Natália Soares: Uma Câmara pensada junto com mulheres
Rodrigo Gonçalves, Aluysio Abreu Barbosa, Cláudio Nogueira e Matheus Berriel 09/03/2024 08:31 - Atualizado em 09/03/2024 08:34
Natália Soares
Natália Soares / Genilson Pessanha
“Uma Câmara pensada junto com mulheres amplia direitos para toda a população”. É com essa defesa que a professora Natália Soares (Psol) espera uma mudança no Legislativo campista, atualmente com as suas 25 cadeiras ocupadas por homens e marcado por momentos que “extrapolam a política e qualquer civilidade”. Candidata a prefeita de Campos em 2020 e pré-candidata a vereadora em 2024, ela foi a entrevistada do Folha no Ar, da Folha FM 98,3, dessa sexta-feira (8), Dia Internacional da Mulher. Defendendo um alinhamento estratégico dos partidos de esquerda, Natália disse o que espera das federações Psol/Rede e PT/PC do B/PV para as eleições de 6 de outubro. “É importante derrotar esse conservadorismo presente na sociedade”. Contra o bolsonarismo, explorado politicamente pelo prefeito Wladimir Garotinho (PP), a professora vê no nome da deputada estadual Carla Machado a maior chance para angariar votos à esquerda e estar colocando o PT em evidência, ainda mais agora com investimentos volumosos do governo Lula na planície com o PAC. Mesmo que Carla hoje tenha impedimentos jurídicos de concorrer à Prefeitura de Campos, por ter sido prefeita de SJB nos dois últimos mandatos, Natália acha que a discussão ainda renderá “caldo”.
Federações à esquerda — A minha linha dentro do partido é sempre buscar fazer as articulações e que a gente caminhe não necessariamente em unidade pragmática, ou seja, não necessariamente que as duas federações (Psol/Rede com PT/PC do B/PV) se reúnam e criem uma única chapa; não significa isso; mas, ter um alinhamento estratégico. Inclusive, quando a gente veio em 2020, não considero a minha candidatura e a candidatura da Odisseia Carvalho (PT), por exemplo, excludentes no mesmo campo. Pelo contrário, acredito que seja uma candidatura de fortalecimento, porque as pautas caminham juntas em muitos sentidos. Eu acho que esse alinhamento de pautas tem que estar presente, apresentando um projeto de sociedade diferente ao projeto que está colocado. A gente tem gargalos, por exemplo, que essa gestão não consegue solucionar: a questão da mobilidade urbana, a questão do transporte... A gente continua com problema nas áreas rurais. Então, são pautas que precisam ser colocadas, com uma gestão democrática que, por exemplo, priorize orçamento participativo; que tanto a Câmara quanto o Executivo consigam caminhar juntos. Mas, o que a gente vê acontecendo é uma queda de braço permanente. Não estou dizendo que quedas de braço não vão acontecer, isso faz parte da política e da democracia. Onde tem democracia, tem que ter contraditório, porque é no contraditório que a gente cresce, se coloca e questiona. Então, não são candidaturas diferentes, ainda que a gente caminhe separado. Mas, ainda tem conversas. As duas federações precisam sentar e conversar para entender e pensar se a gente consegue caminhar pragmaticamente junto. Talvez não, talvez sim, mas isso não significa um desalinho de programa, um desalinho de programa, um desalinho programático. E eu acho que é mais importante a gente se manter unido pragmaticamente, no sentido de que é importante derrotar esse conservadorismo presente na sociedade.
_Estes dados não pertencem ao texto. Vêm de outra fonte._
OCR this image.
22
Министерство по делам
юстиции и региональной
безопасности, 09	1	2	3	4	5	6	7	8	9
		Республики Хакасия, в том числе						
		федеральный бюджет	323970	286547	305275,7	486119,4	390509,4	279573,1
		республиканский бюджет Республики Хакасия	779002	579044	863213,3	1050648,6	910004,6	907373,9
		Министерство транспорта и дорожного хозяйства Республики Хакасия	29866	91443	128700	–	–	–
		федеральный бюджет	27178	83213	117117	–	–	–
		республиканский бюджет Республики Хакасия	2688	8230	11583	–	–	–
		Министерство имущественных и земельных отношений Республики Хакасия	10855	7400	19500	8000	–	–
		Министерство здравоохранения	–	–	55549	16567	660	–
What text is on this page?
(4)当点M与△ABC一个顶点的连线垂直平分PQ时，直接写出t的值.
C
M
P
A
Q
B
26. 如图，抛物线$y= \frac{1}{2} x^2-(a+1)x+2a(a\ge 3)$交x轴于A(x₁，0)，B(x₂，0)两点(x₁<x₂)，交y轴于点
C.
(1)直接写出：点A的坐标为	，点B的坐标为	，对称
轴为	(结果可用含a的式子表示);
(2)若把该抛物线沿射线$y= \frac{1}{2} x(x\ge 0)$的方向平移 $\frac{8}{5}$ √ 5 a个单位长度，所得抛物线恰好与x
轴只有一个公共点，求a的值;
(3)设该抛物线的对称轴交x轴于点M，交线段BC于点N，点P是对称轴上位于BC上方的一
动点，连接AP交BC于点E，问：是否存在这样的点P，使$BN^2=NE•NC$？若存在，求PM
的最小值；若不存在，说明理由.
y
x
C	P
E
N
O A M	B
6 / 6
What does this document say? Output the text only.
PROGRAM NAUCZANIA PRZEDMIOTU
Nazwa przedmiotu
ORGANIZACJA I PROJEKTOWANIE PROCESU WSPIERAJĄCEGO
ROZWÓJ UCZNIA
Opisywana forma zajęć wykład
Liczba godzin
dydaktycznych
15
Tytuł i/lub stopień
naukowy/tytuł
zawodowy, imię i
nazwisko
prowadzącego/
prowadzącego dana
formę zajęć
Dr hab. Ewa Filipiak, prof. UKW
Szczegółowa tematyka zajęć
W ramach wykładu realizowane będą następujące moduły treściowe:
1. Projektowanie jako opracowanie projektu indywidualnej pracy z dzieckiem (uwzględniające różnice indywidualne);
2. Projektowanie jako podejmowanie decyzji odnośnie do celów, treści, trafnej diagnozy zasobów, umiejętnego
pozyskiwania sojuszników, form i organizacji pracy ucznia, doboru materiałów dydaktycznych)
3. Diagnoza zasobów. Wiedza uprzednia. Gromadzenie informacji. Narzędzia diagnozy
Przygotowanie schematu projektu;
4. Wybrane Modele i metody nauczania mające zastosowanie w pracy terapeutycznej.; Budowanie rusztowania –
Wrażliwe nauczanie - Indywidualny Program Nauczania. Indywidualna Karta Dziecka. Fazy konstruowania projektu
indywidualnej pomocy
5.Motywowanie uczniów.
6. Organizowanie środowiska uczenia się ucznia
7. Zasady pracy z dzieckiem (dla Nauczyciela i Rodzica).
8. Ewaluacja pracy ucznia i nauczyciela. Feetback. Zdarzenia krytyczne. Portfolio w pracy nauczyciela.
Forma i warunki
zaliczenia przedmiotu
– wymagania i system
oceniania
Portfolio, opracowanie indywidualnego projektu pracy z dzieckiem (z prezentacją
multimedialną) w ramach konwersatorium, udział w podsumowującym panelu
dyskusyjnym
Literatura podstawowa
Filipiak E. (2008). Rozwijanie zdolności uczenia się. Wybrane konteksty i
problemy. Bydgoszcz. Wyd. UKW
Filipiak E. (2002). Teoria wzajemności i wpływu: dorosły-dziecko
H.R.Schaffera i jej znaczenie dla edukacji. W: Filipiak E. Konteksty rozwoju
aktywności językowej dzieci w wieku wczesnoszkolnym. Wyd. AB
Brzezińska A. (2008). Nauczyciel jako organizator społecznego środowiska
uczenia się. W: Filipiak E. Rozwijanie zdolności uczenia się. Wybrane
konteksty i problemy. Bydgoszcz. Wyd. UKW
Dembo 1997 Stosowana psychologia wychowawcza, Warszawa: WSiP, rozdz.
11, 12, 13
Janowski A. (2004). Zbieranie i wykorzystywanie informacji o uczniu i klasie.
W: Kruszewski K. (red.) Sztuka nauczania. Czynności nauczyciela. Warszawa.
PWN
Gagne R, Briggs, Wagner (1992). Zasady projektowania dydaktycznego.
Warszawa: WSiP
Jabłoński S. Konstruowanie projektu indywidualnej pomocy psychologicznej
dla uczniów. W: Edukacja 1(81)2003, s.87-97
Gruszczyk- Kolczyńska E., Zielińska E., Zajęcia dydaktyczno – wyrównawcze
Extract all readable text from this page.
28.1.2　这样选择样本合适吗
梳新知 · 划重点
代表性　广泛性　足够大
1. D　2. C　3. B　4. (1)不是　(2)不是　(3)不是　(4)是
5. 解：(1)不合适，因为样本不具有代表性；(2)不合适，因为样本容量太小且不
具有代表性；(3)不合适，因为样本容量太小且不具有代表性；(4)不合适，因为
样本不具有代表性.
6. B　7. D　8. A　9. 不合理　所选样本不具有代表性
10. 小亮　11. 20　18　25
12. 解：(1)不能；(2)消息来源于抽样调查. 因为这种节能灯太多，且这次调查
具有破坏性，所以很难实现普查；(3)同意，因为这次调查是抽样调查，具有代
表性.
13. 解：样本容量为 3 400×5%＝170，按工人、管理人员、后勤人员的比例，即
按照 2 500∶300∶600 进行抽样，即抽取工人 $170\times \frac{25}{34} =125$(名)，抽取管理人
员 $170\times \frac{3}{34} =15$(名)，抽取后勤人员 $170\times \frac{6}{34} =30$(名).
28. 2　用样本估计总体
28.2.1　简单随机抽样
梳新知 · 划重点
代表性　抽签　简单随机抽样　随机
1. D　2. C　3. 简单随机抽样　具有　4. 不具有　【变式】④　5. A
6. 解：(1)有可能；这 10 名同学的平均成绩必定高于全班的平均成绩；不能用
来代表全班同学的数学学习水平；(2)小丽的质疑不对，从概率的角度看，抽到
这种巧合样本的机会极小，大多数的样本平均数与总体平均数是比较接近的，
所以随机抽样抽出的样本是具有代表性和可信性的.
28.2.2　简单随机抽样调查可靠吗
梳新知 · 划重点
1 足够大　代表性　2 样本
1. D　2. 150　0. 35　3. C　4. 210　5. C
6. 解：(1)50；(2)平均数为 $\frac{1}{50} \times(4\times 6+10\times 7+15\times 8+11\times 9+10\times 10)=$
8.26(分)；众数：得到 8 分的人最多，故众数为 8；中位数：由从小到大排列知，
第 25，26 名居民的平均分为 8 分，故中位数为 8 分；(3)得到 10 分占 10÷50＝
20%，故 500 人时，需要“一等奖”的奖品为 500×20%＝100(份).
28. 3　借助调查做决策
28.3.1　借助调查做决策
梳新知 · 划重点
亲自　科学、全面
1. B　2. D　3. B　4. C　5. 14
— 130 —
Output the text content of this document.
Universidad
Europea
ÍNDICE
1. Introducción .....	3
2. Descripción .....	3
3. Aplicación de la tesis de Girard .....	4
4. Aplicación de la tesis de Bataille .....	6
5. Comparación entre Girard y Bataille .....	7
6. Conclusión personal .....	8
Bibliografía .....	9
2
Carla Machado como possível candidata do PT em Campos —
Acredito que esse papel da Carla é estratégico também. É a pessoa que mais angaria votos. Gosto muito do Hélio Anomal, gosto muito do Jefferson (Manhães), acredito que são nomes muito importantes. A Carla Machado, na verdade, tem uma estratégia de articulação dentro do próprio grupo e de articulação para fora desse grupo, inclusive para negociar pautas que são importantes, temáticas. É uma forma também de projetar o próprio PT nessas eleições. Então, eu acho que cumpre um papel. Na verdade, essa candidatura, ainda que a Justiça tenha dado que ela não pode concorrer em nenhuma prefeitura do Brasil, isso ainda não tem uma definição. Existe um entendimento, mas não tem uma definição cabal de que de fato não poderá. É um entendimento, que pode mudar também. Até lá, ainda tem caldo. Acho, inclusive, que esse é um papel de pressão política que ela vem fazendo, para dentro e para fora do partido, inclusive comunicando isso com a população. Isso acaba comunicando e gerando uma visibilidade também para o PT, que hoje é o partido do qual ela faz parte (...) Acredito que o mais importante é caminhar em unidade. Assisti à entrevista do Jefferson esses dias, e ele falava que, independentemente de quem será o candidato do PT firmado depois das convenções e tudo mais, precisam caminhar em unidade. Eu acredito muito nisso. Acredito muito em projetos. Obviamente, tenho minhas críticas à gestão da Carla em SJB, assim como a gente tem as nossas críticas também à gestão do Lula, a gestões que são próximas e que a gente defende. Então, acho que é importante caminhar em unidade, e a Carla exerce esse papel, nesse momento, de angariar votos, de puxadora, de estar colocando o PT em evidência, em foco.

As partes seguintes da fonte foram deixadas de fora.